Syria, hypocrisy, and unusual honesty

Last year, the US started bombing Syria. As usual, there was no UN authorisation; they simply scraped together a bunch of vassals to form a new "coalition of the willing" and went ahead and did it. Unilateral action good!

Today, Russia started bombing Syria. They don't have UN permission either, but have just gone ahead and done it. The American reaction? Outrage, of course - complete with statements that Russia cannot act alone. Unilateral action bad!

American hypocrisy aside, I doubt this will do any good, any more than past bombing campaigns have. Sure, they'll spend millions of dollars, test their new weapons systems, get to play with their toys, and posture on the world stage by blowing up children - and the civil war will go on and people will continue fleeing and dying and there will be more chaos giving space to groups like ISIS and the atrocities will inspire a new generation of terrorists. Which will of course require more bombing in future. The only winners here are the people who sell bombs. I don't know what the answer to the Syrian problem is, but "more bombing" certainly isn't it.

And oddly, a US spokesperson seems to have come to some awareness of this:

Russia’s campaign in Syria will succeed no more than military solutions in Iraq or Afghanistan, press secretary Josh Earnest has told reporters in a briefing at the White House.

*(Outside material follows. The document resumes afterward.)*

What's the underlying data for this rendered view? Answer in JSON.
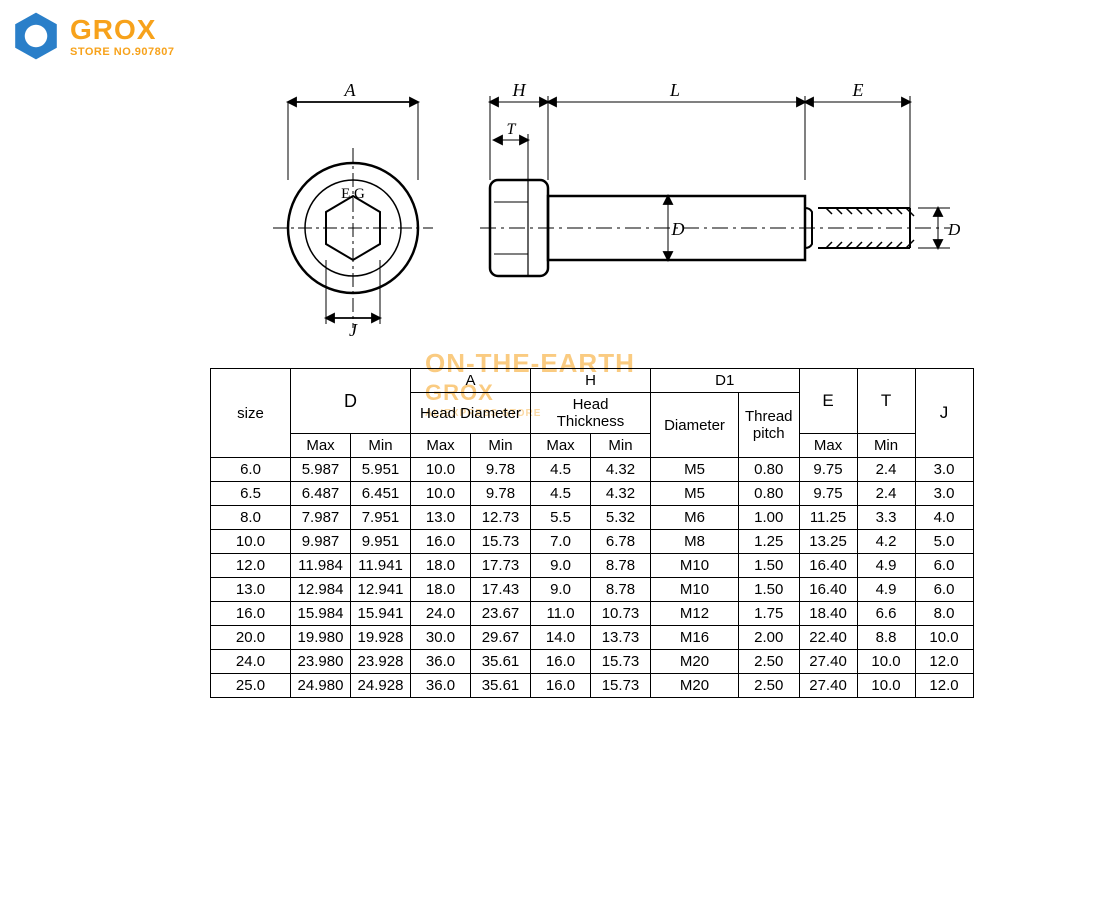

“Russia will not succeed in imposing a military solution any more than the United States was successful in imposing a military solution in Iraq a decade ago, and certainly any more than Russia was able to impose a military solution in Afghanistan three decades ago,” Earnest said.


Yes, the White House just called America's Glorious Military Endeavours in Iraq and Afghanistan - and by implication, the last 25 years of US foreign policy - a failure. Which is an unusually accurate assessment - but one which will no doubt result in Republicans calling for him to be prosecuted for treason or something.